# Юпитер за 300 тыс.



## SibBayan (12 Мар 2011)

Предисловие.
Если Вы попробуете купить нормальный четырёхголосный цельнопланочный инструмент (Юпитер, Мир, Акко), и сунетесь на фабрики, цену озвучат вокруг 400 тыс. У Гусарова дешевле, но это вообще не Юпитер. 
Ситуация.
Организация объявляет тендер на закупку баяна, у неё есть всего 300 тыс. Тут же все московско-тульские перекупы начинают звонить и предлагать: а Вам какой--чёрный или белый, Мир или Юпитер, мы Вам ещё дешевле продадаим? А почему же нельзя просто продавать такие инструменты для студентов, а в организацию по тендеру вдуть можно? Да потому что если инструмент соответствует характеристикам (будь это тот же Zonta-Музпром), отменить результаты тендера очень сложно. А то что он не играет ни фига--никакого чиновника волновать не будет. 

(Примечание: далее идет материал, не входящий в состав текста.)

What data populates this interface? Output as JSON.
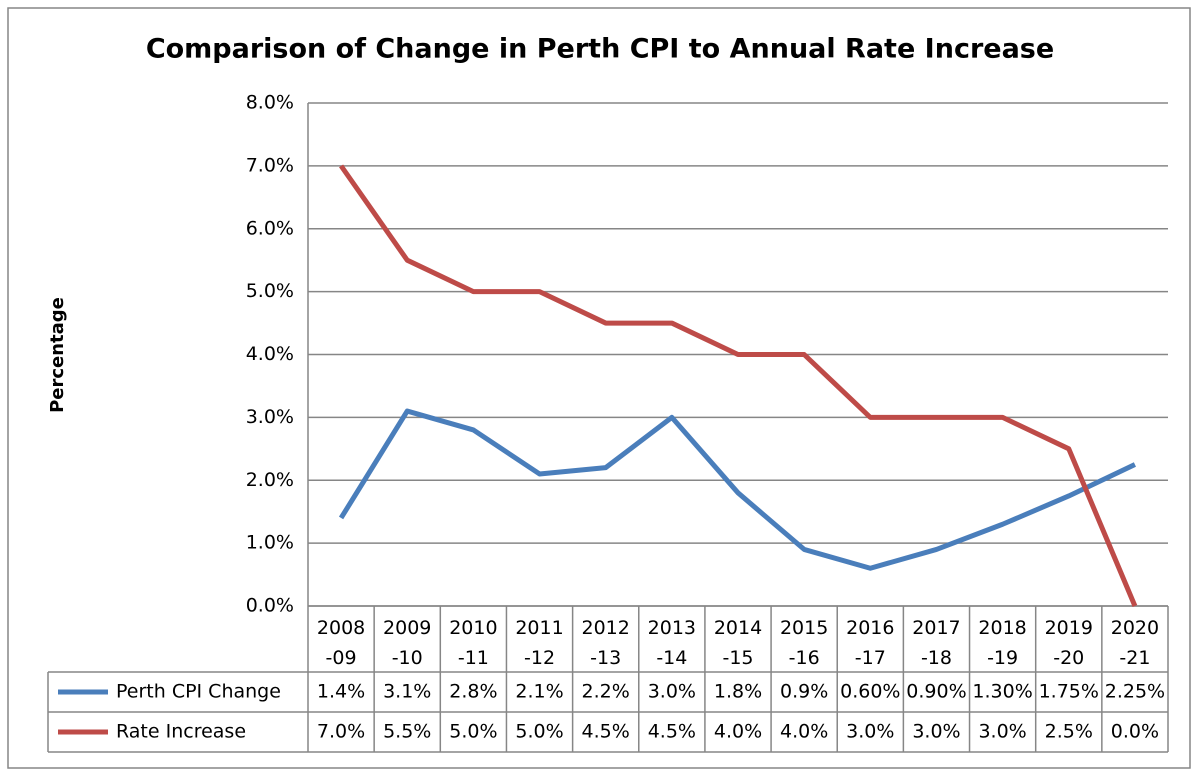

В прошлом году одна организация объявила тендер на Юпитер, сумма была около 300, выиграла одно московская компания (не будем делать антирекламу) за 230, если не ошибаюсь. После торгов звонят туда спрашивают, новый? Новый! Хороший? ООчень!! По срокам они поставку затянули, не уложились--это ладно. Пришёл баян. Восстановленный. Не звучит (хотя бы потому,что когда ставили новые деки--не удосужились посмотреть, что в ломаной резонаторные отверстия с декой не совпадают). Нормальной работы механик хватит максимум на пол-года-год (механики новые--стоят коряво). Даже мех, ладно поскупились новый сделать, но хоть одинаковым дермантином могли обклеить, а не только то, что протёрлось?

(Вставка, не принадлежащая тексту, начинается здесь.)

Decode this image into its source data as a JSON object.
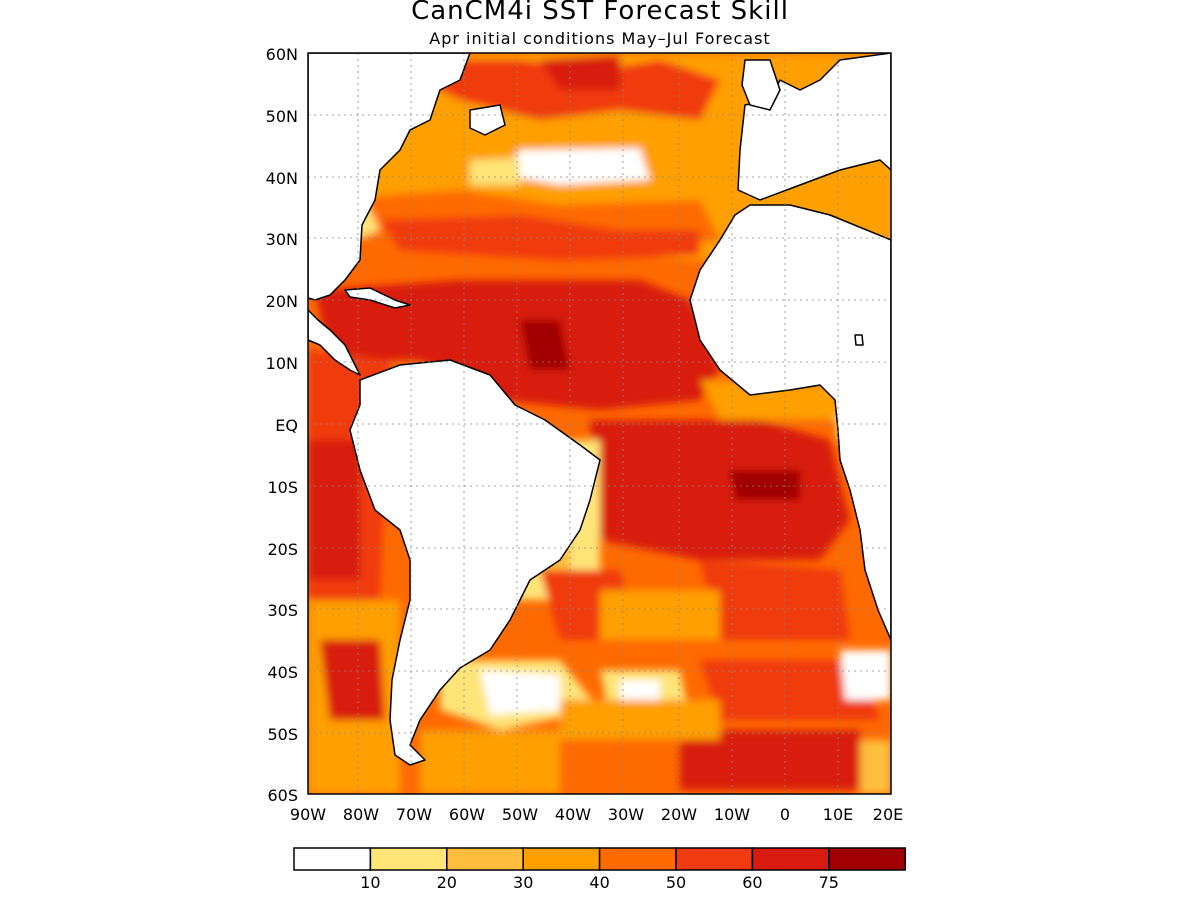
{
  "title": "CanCM4i SST Forecast Skill",
  "subtitle": "Apr initial conditions   May–Jul Forecast",
  "lat_labels": [
    "60N",
    "50N",
    "40N",
    "30N",
    "20N",
    "10N",
    "EQ",
    "10S",
    "20S",
    "30S",
    "40S",
    "50S",
    "60S"
  ],
  "lon_labels": [
    "90W",
    "80W",
    "70W",
    "60W",
    "50W",
    "40W",
    "30W",
    "20W",
    "10W",
    "0",
    "10E",
    "20E"
  ],
  "colorbar": {
    "colors": [
      "#ffffff",
      "#ffe478",
      "#ffbd3e",
      "#ff9f00",
      "#ff6a00",
      "#f03a10",
      "#d81a10",
      "#a00000"
    ],
    "labels": [
      "10",
      "20",
      "30",
      "40",
      "50",
      "60",
      "75"
    ]
  },
  "chart_data": {
    "type": "heatmap",
    "x_range": [
      -90,
      20
    ],
    "y_range": [
      -60,
      60
    ],
    "levels": [
      10,
      20,
      30,
      40,
      50,
      60,
      75
    ],
    "grid": true
  }
}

Короче, хорошо организация не постеснялась пободаться с поставщиком, мы составили акт, результаты тендера отменили.
Но, ситуации возникают постоянно--вдувают что ни попадя. 
Почему же у нас в регионе за последний довольно короткий период, люди продали-купили несколько б/у Юпитеров по цене 250тыс (правда аккорды неплохие). Причём даже требующих ремонта. Где же все эти купцы с новыми Юпитерами за 300 тыс? Зачем бы тогда люди мучились и покупали старьё за 250, если они могли бы купить такой хороший баян за такую небольшую сумму? Вот вопрос.


----------